The second is bigger TCP buffers.

rmem_max, wmem_max, tcp_rmem, tcp_wmem

We raise all of these to 16 megabytes. This lets the kernel actually use the bandwidth that's available during high-throughput NFS reads.

The third is on the NFS mount itself — nconnect=8. Instead of opening one TCP connection per mount, each pod opens eight. More connections, more aggregate throughput.

And all of these tuning is done by a demonset on when a node freshly joins the cluster

Now here's the tricky part, and this is what I was hinting at in the intro.

When a fresh GPU node joins the cluster, two things want to run on it right away, the network tuner, and the vLLM pod. If the vLLM pod wins that race and mounts NFS first, TCP negotiates the packet size based on the old 1500-byte MTU. And here's the thing, that number never changes after the handshake. So even if the tuner runs five seconds later and raises the MTU to 9000, that specific NFS mount is locked at degraded speed for its entire lifetime. The only way to fix it is to remount.

The fix is a node taint.

When a GPU node joins the cluster, it comes up with a taint called network-not-tuned.

node.digitalocean.com/network-not-tuned:NoSchedule

That taint blocks every workload pod from being scheduled on the node. But the network tuner DaemonSet is built to tolerate it, so it schedules right away. It tunes the network sets jumbo frames, raises the TCP buffers and then removes the taint. Only after that do vLLM pods get to schedule.

So the guarantee is simple if a vLLM pod is running on a node, the network on that node was already tuned before the pod ever touched NFS.

This matters most with autoscaling. Every time the cluster brings up a new GPU node, it goes through this exact sequence. This helps us avoid the race conditions

SECTION 4: HA CHOICES — AND WHY

Before the demo, a few production choices worth explaining quickly, because the reasoning matters more than the config itself.
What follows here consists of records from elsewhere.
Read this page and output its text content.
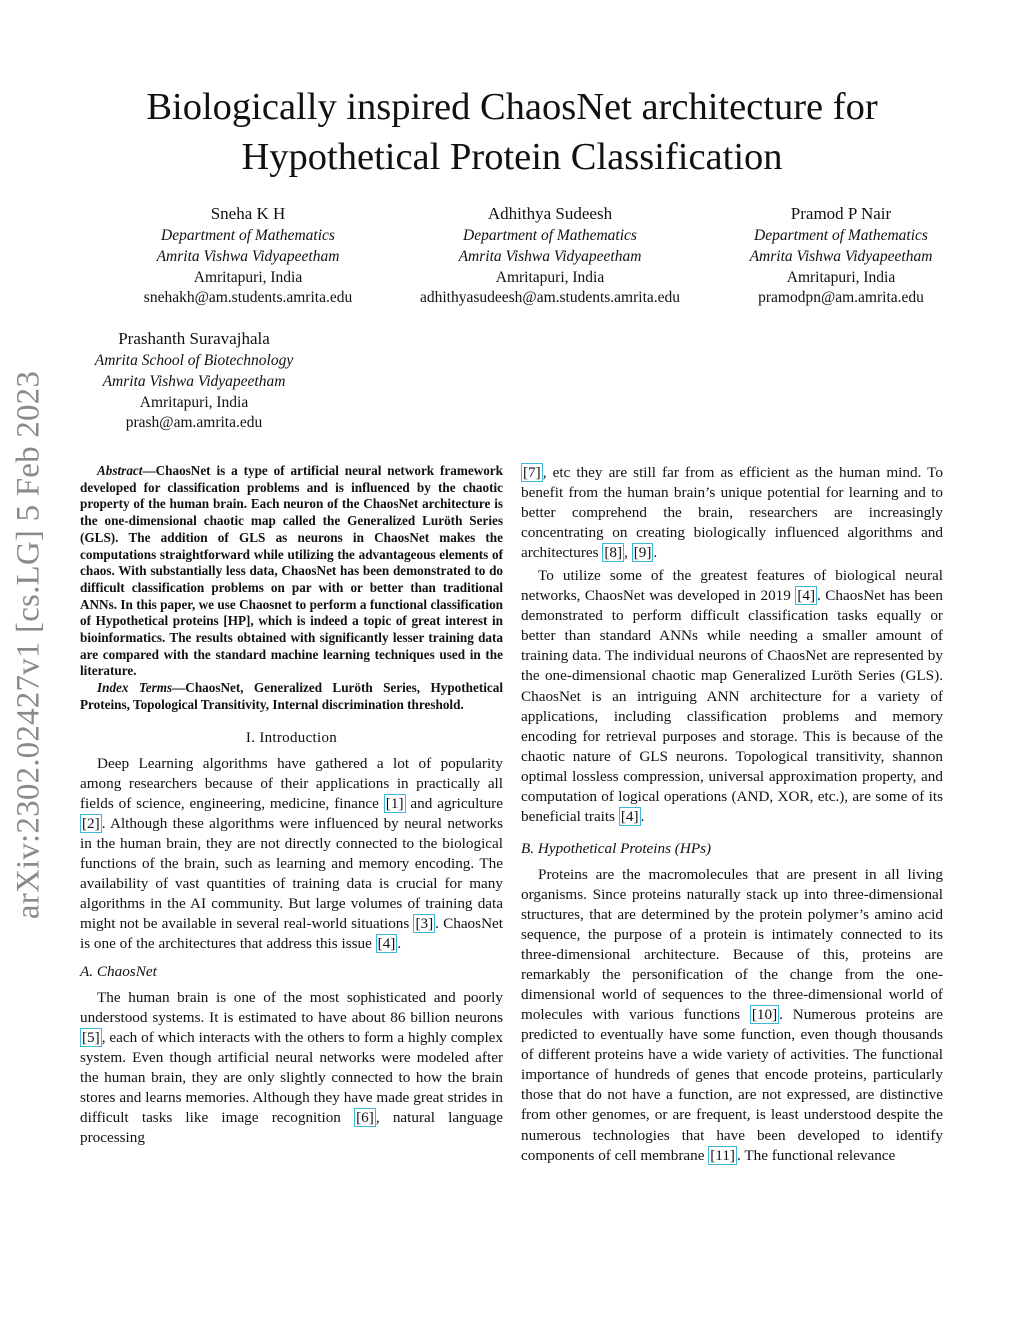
arXiv:2302.02427v1 [cs.LG] 5 Feb 2023
Biologically inspired ChaosNet architecture for
Hypothetical Protein Classification
Sneha K H
Department of Mathematics
Amrita Vishwa Vidyapeetham
Amritapuri, India
snehakh@am.students.amrita.edu
Adhithya Sudeesh
Department of Mathematics
Amrita Vishwa Vidyapeetham
Amritapuri, India
adhithyasudeesh@am.students.amrita.edu
Pramod P Nair
Department of Mathematics
Amrita Vishwa Vidyapeetham
Amritapuri, India
pramodpn@am.amrita.edu
Prashanth Suravajhala
Amrita School of Biotechnology
Amrita Vishwa Vidyapeetham
Amritapuri, India
prash@am.amrita.edu

Abstract—ChaosNet is a type of artificial neural network framework developed for classification problems and is influenced by the chaotic property of the human brain. Each neuron of the ChaosNet architecture is the one-dimensional chaotic map called the Generalized Luröth Series (GLS). The addition of GLS as neurons in ChaosNet makes the computations straightforward while utilizing the advantageous elements of chaos. With substantially less data, ChaosNet has been demonstrated to do difficult classification problems on par with or better than traditional ANNs. In this paper, we use Chaosnet to perform a functional classification of Hypothetical proteins [HP], which is indeed a topic of great interest in bioinformatics. The results obtained with significantly lesser training data are compared with the standard machine learning techniques used in the literature.

Index Terms—ChaosNet, Generalized Luröth Series, Hypothetical Proteins, Topological Transitivity, Internal discrimination threshold.

I. Introduction

Deep Learning algorithms have gathered a lot of popularity among researchers because of their applications in practically all fields of science, engineering, medicine, finance [1] and agriculture [2] . Although these algorithms were influenced by neural networks in the human brain, they are not directly connected to the biological functions of the brain, such as learning and memory encoding. The availability of vast quantities of training data is crucial for many algorithms in the AI community. But large volumes of training data might not be available in several real-world situations [3] . ChaosNet is one of the architectures that address this issue [4] .

A. ChaosNet

The human brain is one of the most sophisticated and poorly understood systems. It is estimated to have about 86 billion neurons [5] , each of which interacts with the others to form a highly complex system. Even though artificial neural networks were modeled after the human brain, they are only slightly connected to how the brain stores and learns memories. Although they have made great strides in difficult tasks like image recognition [6] , natural language processing

[7] , etc they are still far from as efficient as the human mind. To benefit from the human brain’s unique potential for learning and to better comprehend the brain, researchers are increasingly concentrating on creating biologically influenced algorithms and architectures [8] , [9] .

To utilize some of the greatest features of biological neural networks, ChaosNet was developed in 2019 [4] . ChaosNet has been demonstrated to perform difficult classification tasks equally or better than standard ANNs while needing a smaller amount of training data. The individual neurons of ChaosNet are represented by the one-dimensional chaotic map Generalized Luröth Series (GLS). ChaosNet is an intriguing ANN architecture for a variety of applications, including classification problems and memory encoding for retrieval purposes and storage. This is because of the chaotic nature of GLS neurons. Topological transitivity, shannon optimal lossless compression, universal approximation property, and computation of logical operations (AND, XOR, etc.), are some of its beneficial traits [4] .

B. Hypothetical Proteins (HPs)

Proteins are the macromolecules that are present in all living organisms. Since proteins naturally stack up into three-dimensional structures, that are determined by the protein polymer’s amino acid sequence, the purpose of a protein is intimately connected to its three-dimensional architecture. Because of this, proteins are remarkably the personification of the change from the one-dimensional world of sequences to the three-dimensional world of molecules with various functions [10] . Numerous proteins are predicted to eventually have some function, even though thousands of different proteins have a wide variety of activities. The functional importance of hundreds of genes that encode proteins, particularly those that do not have a function, are not expressed, are distinctive from other genomes, or are frequent, is least understood despite the numerous technologies that have been developed to identify components of cell membrane [11] . The functional relevance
For rolling updates, we use maxSurge: 0, maxUnavailable: 1. The default behaviour is to spin up an extra pod during a rollout but on GPU-constrained clusters, you often don't have a spare H100 sitting around. So we'd rather accept one moment of reduced capacity than block the rollout waiting for a GPU that isn't coming.

The startup probe is set to 120 seconds, because loading a 70B model from NFS into VRAM takes real time 220sec in our case. Default health probes would kill the pod before it ever finished loading.

There's also a PreStop hook that drains in-flight requests before the pod terminates. vLLM batches requests on the GPU, so if you just send SIGTERM, those requests get dropped. The hook polls vLLM's metrics endpoint, waits until the queue is empty, then shuts down cleanly.

SECTION 5: DEMO

For quick demo checkout the video at

SECTION 6: WRAP

That's the architecture. Managed NFS for shared weights, a taint-plus-DaemonSet pattern to make sure the network is tuned before any NFS mount happens, and a few HA choices that make sense specifically for GPU-constrained clusters.

The full reference architecture is open source in the scale-with-simplicity repo. See you in the next one.